Anna Netrebko, hier beim Autogrammschreiben in Wien, zeitlich deutlich vor dem russischen Krim-Abenteuer, mit Georgsband. Im Zweiten Weltkrieg war das
Bändchen das Symbol der Wlassow-Armee. Die Aufschrift "nach Berlin" stand auf den Panzern der Roten Armee, die Kuban-Kosaken kämpften
auf beiden Seiten, jedoch größtenteils in der Wehrmacht. Auf der Brosche sind drei Punkte, das Symbol der rechtsesoterischen, "weißen" Roerich-Bewegung, deren Gründerin, Helena Roerich, 1918 ins Exil ging.

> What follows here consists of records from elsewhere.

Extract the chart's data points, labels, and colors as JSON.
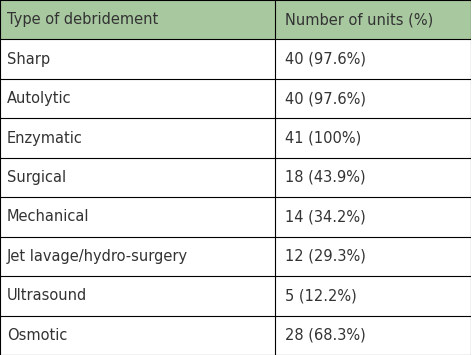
{
  "header": [
    "Type of debridement",
    "Number of units (%)"
  ],
  "rows": [
    [
      "Sharp",
      "40 (97.6%)"
    ],
    [
      "Autolytic",
      "40 (97.6%)"
    ],
    [
      "Enzymatic",
      "41 (100%)"
    ],
    [
      "Surgical",
      "18 (43.9%)"
    ],
    [
      "Mechanical",
      "14 (34.2%)"
    ],
    [
      "Jet lavage/hydro-surgery",
      "12 (29.3%)"
    ],
    [
      "Ultrasound",
      "5 (12.2%)"
    ],
    [
      "Osmotic",
      "28 (68.3%)"
    ]
  ],
  "header_bg": "#a8c8a0",
  "row_bg": "#ffffff",
  "border_color": "#000000",
  "text_color": "#333333",
  "header_text_color": "#333333",
  "col_split": 0.585,
  "fig_width": 4.74,
  "fig_height": 3.55,
  "font_size": 10.5,
  "header_font_size": 10.5,
  "line_width": 0.8
}
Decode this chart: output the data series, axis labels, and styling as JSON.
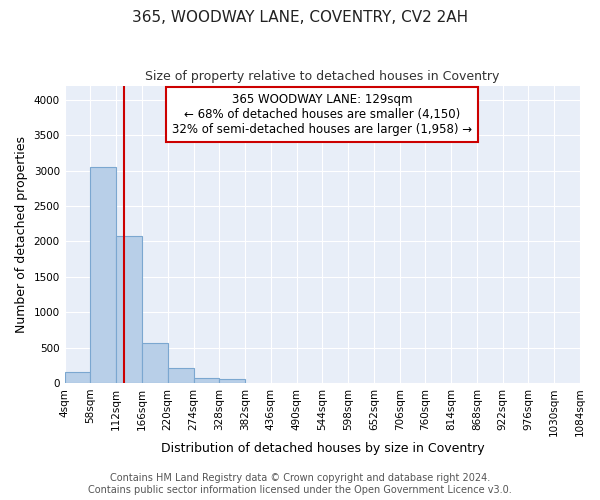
{
  "title": "365, WOODWAY LANE, COVENTRY, CV2 2AH",
  "subtitle": "Size of property relative to detached houses in Coventry",
  "xlabel": "Distribution of detached houses by size in Coventry",
  "ylabel": "Number of detached properties",
  "bin_edges": [
    4,
    58,
    112,
    166,
    220,
    274,
    328,
    382,
    436,
    490,
    544,
    598,
    652,
    706,
    760,
    814,
    868,
    922,
    976,
    1030,
    1084
  ],
  "bar_heights": [
    150,
    3050,
    2075,
    570,
    210,
    75,
    50,
    0,
    0,
    0,
    0,
    0,
    0,
    0,
    0,
    0,
    0,
    0,
    0,
    0
  ],
  "bar_color": "#b8cfe8",
  "bar_edge_color": "#7ba7d0",
  "bar_edge_width": 0.8,
  "property_size": 129,
  "red_line_color": "#cc0000",
  "annotation_text": "365 WOODWAY LANE: 129sqm\n← 68% of detached houses are smaller (4,150)\n32% of semi-detached houses are larger (1,958) →",
  "annotation_box_color": "#ffffff",
  "annotation_box_edge": "#cc0000",
  "ylim": [
    0,
    4200
  ],
  "yticks": [
    0,
    500,
    1000,
    1500,
    2000,
    2500,
    3000,
    3500,
    4000
  ],
  "background_color": "#e8eef8",
  "footer_line1": "Contains HM Land Registry data © Crown copyright and database right 2024.",
  "footer_line2": "Contains public sector information licensed under the Open Government Licence v3.0.",
  "title_fontsize": 11,
  "subtitle_fontsize": 9,
  "axis_label_fontsize": 9,
  "tick_fontsize": 7.5,
  "annotation_fontsize": 8.5,
  "footer_fontsize": 7
}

Mutter und Baby wurde somit die Auslieferung an die Sowjets erspart und sie konnten später nach Chile emigrieren, wo aus Baby Michail der General und Geheimdienstchef Brigadier Miguel Krasnoff Marchenko wurde, Leiter auch des Folterzentrums des chilenischen Geheimdienstes DINA, das sich in der berüchtigten "Villa Grimaldi" befand.
Krasnoff Marchenko, der fließend Russisch spricht, wurde 2006 endlich für ein paar Morde, die man ihm sicher nachweisen konnte - insgesamt soll er unmittelbar für eine hoch vierstellige Anzahl von Getöteten und "Verschwundenen" verantwortlich sein - zu 15 Jahren Haft verurteilt. Seitdem hat er in der internationalen Rechten, insbesondere in Russland als Märtyrer Kultstatus. Er sitze in Haft, weil er Chile gedient habe.

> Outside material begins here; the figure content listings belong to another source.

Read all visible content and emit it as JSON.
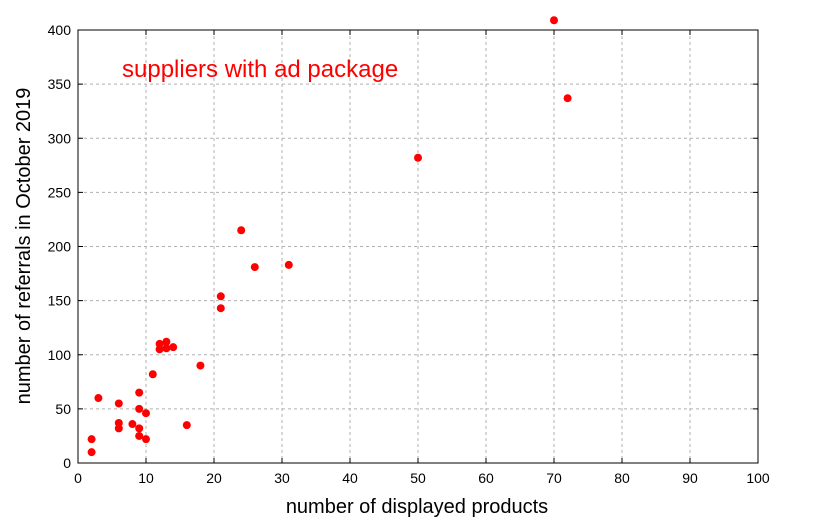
{
  "chart_data": {
    "type": "scatter",
    "title": "",
    "annotation": "suppliers with ad package",
    "xlabel": "number of displayed products",
    "ylabel": "number of referrals in October 2019",
    "xlim": [
      0,
      100
    ],
    "ylim": [
      0,
      400
    ],
    "xticks": [
      0,
      10,
      20,
      30,
      40,
      50,
      60,
      70,
      80,
      90,
      100
    ],
    "yticks": [
      0,
      50,
      100,
      150,
      200,
      250,
      300,
      350,
      400
    ],
    "grid": true,
    "legend": "none",
    "series": [
      {
        "color": "#ff0000",
        "points": [
          [
            2,
            10
          ],
          [
            2,
            22
          ],
          [
            3,
            60
          ],
          [
            6,
            32
          ],
          [
            6,
            37
          ],
          [
            6,
            55
          ],
          [
            8,
            36
          ],
          [
            9,
            25
          ],
          [
            9,
            32
          ],
          [
            9,
            50
          ],
          [
            9,
            65
          ],
          [
            10,
            22
          ],
          [
            10,
            46
          ],
          [
            11,
            82
          ],
          [
            12,
            105
          ],
          [
            12,
            110
          ],
          [
            13,
            106
          ],
          [
            13,
            112
          ],
          [
            14,
            107
          ],
          [
            16,
            35
          ],
          [
            18,
            90
          ],
          [
            21,
            143
          ],
          [
            21,
            154
          ],
          [
            24,
            215
          ],
          [
            26,
            181
          ],
          [
            31,
            183
          ],
          [
            50,
            282
          ],
          [
            70,
            409
          ],
          [
            72,
            337
          ]
        ]
      }
    ]
  },
  "colors": {
    "marker": "#ff0000",
    "annotation": "#ff0000",
    "grid": "#b0b0b0",
    "axis": "#000000"
  }
}
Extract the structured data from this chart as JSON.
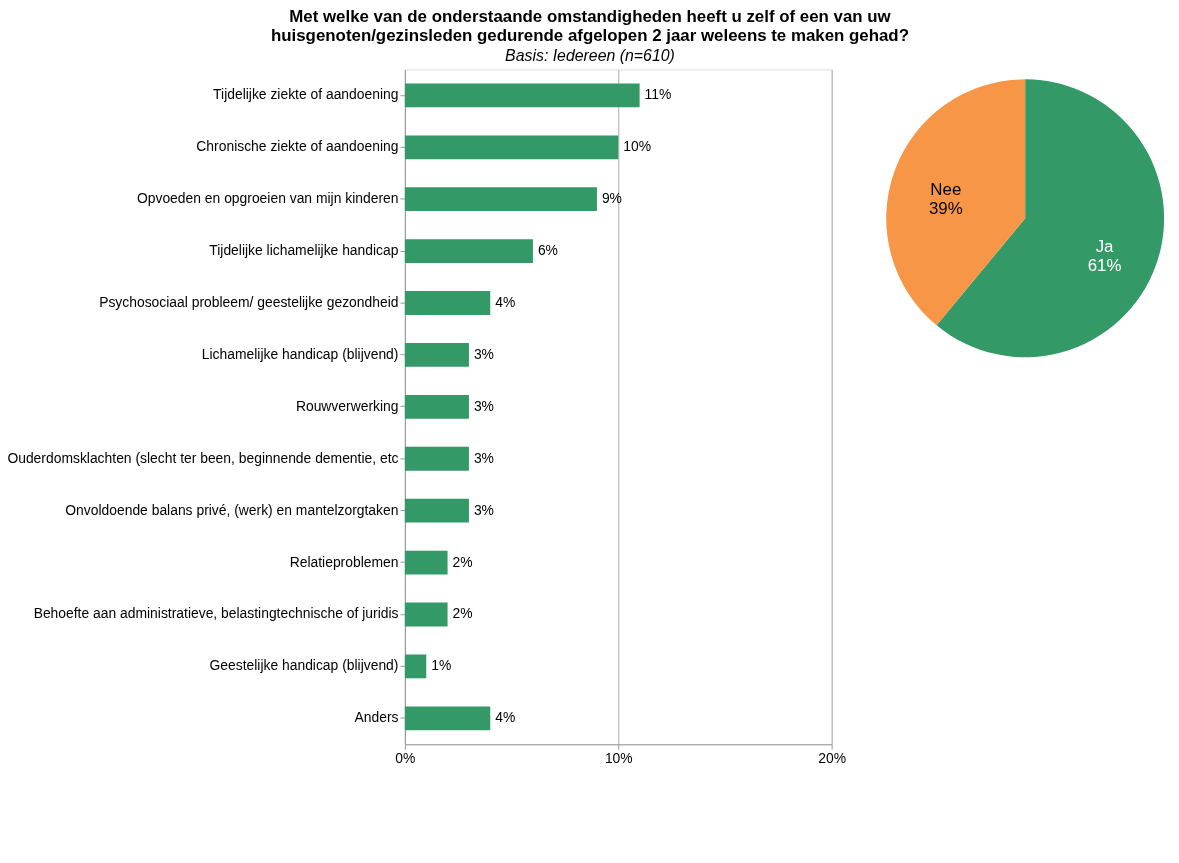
{
  "chart_data": [
    {
      "type": "bar",
      "orientation": "horizontal",
      "title": "Met welke van de onderstaande omstandigheden heeft u zelf of een van uw huisgenoten/gezinsleden gedurende afgelopen 2 jaar weleens te maken gehad?",
      "subtitle": "Basis: Iedereen (n=610)",
      "categories": [
        "Tijdelijke ziekte of aandoening",
        "Chronische ziekte of aandoening",
        "Opvoeden en opgroeien van mijn kinderen",
        "Tijdelijke lichamelijke handicap",
        "Psychosociaal probleem/ geestelijke gezondheid",
        "Lichamelijke handicap (blijvend)",
        "Rouwverwerking",
        "Ouderdomsklachten (slecht ter been, beginnende dementie, etc",
        "Onvoldoende balans privé, (werk) en  mantelzorgtaken",
        "Relatieproblemen",
        "Behoefte aan administratieve, belastingtechnische of juridis",
        "Geestelijke handicap (blijvend)",
        "Anders"
      ],
      "values": [
        11,
        10,
        9,
        6,
        4,
        3,
        3,
        3,
        3,
        2,
        2,
        1,
        4
      ],
      "value_labels": [
        "11%",
        "10%",
        "9%",
        "6%",
        "4%",
        "3%",
        "3%",
        "3%",
        "3%",
        "2%",
        "2%",
        "1%",
        "4%"
      ],
      "color": "#339966",
      "xlim": [
        0,
        20
      ],
      "xticks": [
        {
          "value": 0,
          "label": "0%"
        },
        {
          "value": 10,
          "label": "10%"
        },
        {
          "value": 20,
          "label": "20%"
        }
      ],
      "grid": "x"
    },
    {
      "type": "pie",
      "categories": [
        "Ja",
        "Nee"
      ],
      "values": [
        61,
        39
      ],
      "colors": [
        "#339966",
        "#f79646"
      ],
      "value_labels": [
        "61%",
        "39%"
      ]
    }
  ]
}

2005 wurde den Kosaken durch einen Präsidentenukas Polizeiaufgaben zugewiesen, bzw. wieder zugewiesen, wenn der jetzt "akademische" Kuban-Kosaken-Chor auftritt, sitzen gerne auch Popen und Uniformierte im Publikum. Kinder, die "Katjuscha", das Lied von der Stalinorgel schmettern, sind schwer angesagt.
Ansonsten treibt sich das "Große Don-Heer", dem einst Pjotr Krasnow vorstand auf der Krim und in
Bosnien herum, und auch in der Ostukraine dürfen sie nicht fehlen.
Ja, der 11. September war schon oft ein Tag, der "alles änderte" - nicht nur in New York.